Als er zurückkehrte, hatte er ein verschlossenes Kuvert in der Hand, worin ein Tausendmarkschein stak. Er sagte mit resigniertem Lächeln zu der regungslos Dasitzenden:

»Auf alle Fälle will ich Ihnen nicht länger zumuten, mit einem entlassenen Sträfling zusammen zu sein. Nehmen Sie, bitte. Es ist eine kleine Entschädigung für Ihren Schrecken und die anderen Ungelegenheiten, die ich Ihnen bereitet habe. Ich danke Ihnen herzlich für alle Freundlichkeit. Sie hatten es nicht leicht mit mir. Welchen Zug werden Sie benützen, Fräulein Delius?«

Hanni erwachte aus einem schlimmen Traum. Sie war wie vor den Kopf geschlagen. Dieser stille, gütige Mensch – ein Zuchthäusler? Darum also sein gedrücktes Wesen all die Wochen her! Was mochte der Arme gelitten haben! Eine Welle von Mitleid flutete durch ihr Herz. Sie sprang erregt in die Höhe und rief:

»Ihre Richter waren Esel! Verzeihen Sie den schroffen Ausdruck. Aber da hört ja die Weltgeschichte auf. Sie – und ein Verbrechen! Das ist Irrsinn. Ein bißchen Menschenkenntnis traue ich mir schließlich auch zu. Was wollen Sie denn mit dem Kuvert? Geld? Nicht zu machen. Ich will nichts gehört haben.«

»Sie sind ein gutes Ding, Fräulein Delius«, sagte Markus gerührt. »Aber ich gebe Ihnen zu bedenken, daß Sie sich mit mir kompromittieren.«

»Was gehen mich die Leute an«, erwiderte sie und war bereit, Scheithauer nach dem Nordpol zu folgen.

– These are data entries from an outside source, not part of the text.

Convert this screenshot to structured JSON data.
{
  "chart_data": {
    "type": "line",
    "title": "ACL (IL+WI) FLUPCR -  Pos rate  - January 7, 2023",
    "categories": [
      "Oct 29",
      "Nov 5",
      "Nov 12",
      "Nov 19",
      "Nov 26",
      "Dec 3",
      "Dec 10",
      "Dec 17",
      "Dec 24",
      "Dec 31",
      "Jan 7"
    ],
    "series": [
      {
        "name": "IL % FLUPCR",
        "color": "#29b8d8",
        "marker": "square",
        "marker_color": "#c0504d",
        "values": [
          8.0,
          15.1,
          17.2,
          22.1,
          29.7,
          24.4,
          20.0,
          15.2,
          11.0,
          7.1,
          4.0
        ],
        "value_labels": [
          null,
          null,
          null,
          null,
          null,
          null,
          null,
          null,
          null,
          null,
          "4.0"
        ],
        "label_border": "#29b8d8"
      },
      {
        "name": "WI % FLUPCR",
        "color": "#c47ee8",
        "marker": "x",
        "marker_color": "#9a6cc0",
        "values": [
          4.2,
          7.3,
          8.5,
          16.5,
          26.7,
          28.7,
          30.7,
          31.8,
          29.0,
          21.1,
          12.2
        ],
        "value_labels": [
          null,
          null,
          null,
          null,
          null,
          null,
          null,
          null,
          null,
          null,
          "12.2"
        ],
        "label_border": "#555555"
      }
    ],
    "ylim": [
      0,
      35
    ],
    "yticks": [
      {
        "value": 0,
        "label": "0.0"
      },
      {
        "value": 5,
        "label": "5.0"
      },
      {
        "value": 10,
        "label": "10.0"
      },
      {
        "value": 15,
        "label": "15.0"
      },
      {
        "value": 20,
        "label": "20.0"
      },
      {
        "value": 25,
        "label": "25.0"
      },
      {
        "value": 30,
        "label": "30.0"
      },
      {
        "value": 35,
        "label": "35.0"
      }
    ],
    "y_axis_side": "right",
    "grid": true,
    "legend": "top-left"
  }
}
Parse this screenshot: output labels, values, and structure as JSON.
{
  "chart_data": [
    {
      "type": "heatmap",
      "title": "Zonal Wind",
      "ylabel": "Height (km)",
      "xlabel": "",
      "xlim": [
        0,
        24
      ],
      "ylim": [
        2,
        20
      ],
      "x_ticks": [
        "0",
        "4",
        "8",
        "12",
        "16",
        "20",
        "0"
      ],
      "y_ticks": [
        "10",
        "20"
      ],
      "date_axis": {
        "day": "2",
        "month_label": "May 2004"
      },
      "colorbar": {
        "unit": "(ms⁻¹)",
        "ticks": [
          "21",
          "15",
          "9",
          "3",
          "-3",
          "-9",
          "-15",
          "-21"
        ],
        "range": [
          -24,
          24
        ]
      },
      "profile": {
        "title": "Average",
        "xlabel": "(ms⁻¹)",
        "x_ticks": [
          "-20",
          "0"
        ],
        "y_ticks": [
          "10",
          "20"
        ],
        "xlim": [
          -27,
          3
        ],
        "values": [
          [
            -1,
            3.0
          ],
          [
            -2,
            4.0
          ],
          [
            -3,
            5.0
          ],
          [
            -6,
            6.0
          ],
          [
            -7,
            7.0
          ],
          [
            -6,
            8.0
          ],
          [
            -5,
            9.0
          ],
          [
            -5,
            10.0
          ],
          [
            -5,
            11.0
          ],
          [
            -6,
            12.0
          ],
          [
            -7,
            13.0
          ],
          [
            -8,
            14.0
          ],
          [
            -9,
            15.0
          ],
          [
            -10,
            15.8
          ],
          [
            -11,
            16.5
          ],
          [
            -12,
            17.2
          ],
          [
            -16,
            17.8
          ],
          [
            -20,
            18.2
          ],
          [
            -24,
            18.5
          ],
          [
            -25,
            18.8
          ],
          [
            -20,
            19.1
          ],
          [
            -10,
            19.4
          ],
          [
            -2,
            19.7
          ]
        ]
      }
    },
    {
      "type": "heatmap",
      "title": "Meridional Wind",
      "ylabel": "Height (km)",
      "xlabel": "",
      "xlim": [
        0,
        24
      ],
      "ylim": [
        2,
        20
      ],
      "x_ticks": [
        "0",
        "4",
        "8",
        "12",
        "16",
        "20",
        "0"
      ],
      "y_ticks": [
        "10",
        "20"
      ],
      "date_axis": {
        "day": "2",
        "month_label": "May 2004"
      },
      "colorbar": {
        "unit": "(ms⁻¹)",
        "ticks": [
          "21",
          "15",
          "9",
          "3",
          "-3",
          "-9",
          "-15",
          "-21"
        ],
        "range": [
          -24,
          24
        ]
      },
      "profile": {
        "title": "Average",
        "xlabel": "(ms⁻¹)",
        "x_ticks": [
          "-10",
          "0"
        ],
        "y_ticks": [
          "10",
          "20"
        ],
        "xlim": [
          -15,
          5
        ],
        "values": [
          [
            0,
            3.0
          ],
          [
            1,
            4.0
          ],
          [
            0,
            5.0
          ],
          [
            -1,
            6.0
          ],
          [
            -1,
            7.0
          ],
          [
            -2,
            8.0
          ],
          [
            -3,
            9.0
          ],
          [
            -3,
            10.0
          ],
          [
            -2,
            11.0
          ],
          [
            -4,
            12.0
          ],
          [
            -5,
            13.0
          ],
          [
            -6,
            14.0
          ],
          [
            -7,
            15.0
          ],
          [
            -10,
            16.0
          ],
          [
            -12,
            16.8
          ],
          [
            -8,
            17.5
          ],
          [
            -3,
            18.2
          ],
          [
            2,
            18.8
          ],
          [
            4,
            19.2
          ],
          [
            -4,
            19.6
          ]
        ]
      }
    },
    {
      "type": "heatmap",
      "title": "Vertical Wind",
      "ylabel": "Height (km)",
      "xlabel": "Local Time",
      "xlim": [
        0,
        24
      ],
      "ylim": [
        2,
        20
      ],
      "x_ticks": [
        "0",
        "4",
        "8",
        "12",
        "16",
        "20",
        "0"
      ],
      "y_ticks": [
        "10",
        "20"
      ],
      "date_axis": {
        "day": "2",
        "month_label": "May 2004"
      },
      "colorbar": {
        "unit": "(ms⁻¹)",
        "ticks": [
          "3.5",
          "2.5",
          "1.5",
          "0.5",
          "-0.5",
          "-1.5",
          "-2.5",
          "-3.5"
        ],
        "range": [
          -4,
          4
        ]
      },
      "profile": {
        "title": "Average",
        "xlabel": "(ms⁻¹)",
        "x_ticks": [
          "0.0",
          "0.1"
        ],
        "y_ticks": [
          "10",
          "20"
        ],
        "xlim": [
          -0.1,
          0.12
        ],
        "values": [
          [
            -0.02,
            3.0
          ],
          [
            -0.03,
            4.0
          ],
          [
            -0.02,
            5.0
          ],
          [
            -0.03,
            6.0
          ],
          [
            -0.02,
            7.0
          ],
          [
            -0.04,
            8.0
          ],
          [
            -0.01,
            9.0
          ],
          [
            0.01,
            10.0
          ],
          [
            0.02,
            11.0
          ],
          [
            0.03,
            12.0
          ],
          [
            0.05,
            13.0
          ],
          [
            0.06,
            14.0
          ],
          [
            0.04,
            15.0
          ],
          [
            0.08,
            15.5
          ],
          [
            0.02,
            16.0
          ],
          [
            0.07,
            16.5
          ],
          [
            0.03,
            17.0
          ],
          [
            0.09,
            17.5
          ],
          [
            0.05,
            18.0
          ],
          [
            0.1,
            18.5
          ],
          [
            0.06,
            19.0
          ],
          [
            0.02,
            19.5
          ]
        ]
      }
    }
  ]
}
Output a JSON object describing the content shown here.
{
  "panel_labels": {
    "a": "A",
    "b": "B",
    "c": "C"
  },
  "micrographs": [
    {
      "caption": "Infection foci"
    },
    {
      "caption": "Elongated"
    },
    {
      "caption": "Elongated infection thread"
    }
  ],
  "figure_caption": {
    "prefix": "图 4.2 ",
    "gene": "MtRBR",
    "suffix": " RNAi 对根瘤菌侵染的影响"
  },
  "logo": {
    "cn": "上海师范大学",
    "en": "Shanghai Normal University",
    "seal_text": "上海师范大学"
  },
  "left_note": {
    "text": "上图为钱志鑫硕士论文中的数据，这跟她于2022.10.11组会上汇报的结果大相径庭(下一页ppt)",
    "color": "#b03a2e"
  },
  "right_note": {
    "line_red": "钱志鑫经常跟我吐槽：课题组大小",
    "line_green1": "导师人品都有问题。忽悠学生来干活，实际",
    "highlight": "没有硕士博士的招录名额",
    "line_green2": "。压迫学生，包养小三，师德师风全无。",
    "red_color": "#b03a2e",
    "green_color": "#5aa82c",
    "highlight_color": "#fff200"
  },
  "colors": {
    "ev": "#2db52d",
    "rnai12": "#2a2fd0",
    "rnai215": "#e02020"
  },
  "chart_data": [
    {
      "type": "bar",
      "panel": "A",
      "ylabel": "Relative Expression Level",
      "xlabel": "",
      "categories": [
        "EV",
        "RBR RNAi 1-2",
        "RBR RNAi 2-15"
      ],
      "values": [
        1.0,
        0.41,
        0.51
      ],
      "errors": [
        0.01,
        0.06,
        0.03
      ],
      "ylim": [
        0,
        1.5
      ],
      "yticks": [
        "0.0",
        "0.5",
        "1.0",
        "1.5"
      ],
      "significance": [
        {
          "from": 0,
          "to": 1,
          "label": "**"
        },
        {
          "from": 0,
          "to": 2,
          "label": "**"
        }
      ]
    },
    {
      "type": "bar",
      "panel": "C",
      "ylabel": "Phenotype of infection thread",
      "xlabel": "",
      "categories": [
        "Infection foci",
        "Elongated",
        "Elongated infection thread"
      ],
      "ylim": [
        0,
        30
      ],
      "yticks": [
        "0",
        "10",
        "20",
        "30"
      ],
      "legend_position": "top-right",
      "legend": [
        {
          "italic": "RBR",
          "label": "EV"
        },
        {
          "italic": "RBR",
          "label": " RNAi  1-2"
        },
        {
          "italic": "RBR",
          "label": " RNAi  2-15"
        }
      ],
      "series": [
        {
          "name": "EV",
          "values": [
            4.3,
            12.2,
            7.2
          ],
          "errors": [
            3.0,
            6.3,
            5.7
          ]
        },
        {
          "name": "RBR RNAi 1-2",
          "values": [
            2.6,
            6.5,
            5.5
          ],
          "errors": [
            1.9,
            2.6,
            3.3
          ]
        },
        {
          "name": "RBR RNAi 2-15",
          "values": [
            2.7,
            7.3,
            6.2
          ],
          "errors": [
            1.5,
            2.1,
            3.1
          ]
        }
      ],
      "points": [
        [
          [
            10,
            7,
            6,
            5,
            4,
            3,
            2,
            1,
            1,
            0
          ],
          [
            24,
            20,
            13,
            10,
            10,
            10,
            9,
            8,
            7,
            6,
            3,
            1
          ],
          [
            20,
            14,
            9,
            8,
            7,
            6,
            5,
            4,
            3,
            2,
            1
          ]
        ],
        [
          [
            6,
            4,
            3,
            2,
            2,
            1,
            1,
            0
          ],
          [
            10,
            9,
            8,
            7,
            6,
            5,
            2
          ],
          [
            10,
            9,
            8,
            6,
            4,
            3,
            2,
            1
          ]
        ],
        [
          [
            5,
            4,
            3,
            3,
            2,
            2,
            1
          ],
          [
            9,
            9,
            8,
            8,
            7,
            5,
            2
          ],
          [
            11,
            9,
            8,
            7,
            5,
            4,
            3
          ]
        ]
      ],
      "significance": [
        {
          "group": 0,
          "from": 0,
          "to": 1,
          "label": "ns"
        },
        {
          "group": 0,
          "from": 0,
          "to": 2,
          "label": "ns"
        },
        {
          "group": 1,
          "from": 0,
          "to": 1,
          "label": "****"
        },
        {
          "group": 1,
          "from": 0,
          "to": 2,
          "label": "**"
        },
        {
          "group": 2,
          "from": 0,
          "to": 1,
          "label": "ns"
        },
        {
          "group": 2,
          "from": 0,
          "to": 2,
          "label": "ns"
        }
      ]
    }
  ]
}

Markus erinnerte sich seiner finanziellen Lage, die nicht rosig war. Konnte er es verantworten, sich noch länger den Luxus einer Reisebegleiterin zu leisten? Er bat:

»Vernünftig sein, Fräulein Delius. Es ist nicht nur wegen der Leute.«

»Sondern?«

»Ich benötige Sie nicht mehr«, sagte er so schonend wie möglich. »Bedenken Sie, meine Praxis ist vernichtet. Es ist bestimmt das beste, wir trennen uns jetzt.«

Er schickt mich weg, dachte sie, und ihr Herz zog sich schmerzhaft zusammen.

»Schön, ich will mich nicht aufdrängen.«

»Wann gedenken Sie zu fahren, Fräulein Delius?«

»Morgen mittag«, entgegnete sie tapfer; aber das Weinen war ihr nahe.

In dieser Stunde wurde sie sich bewußt, daß sie Markus Scheithauer liebte.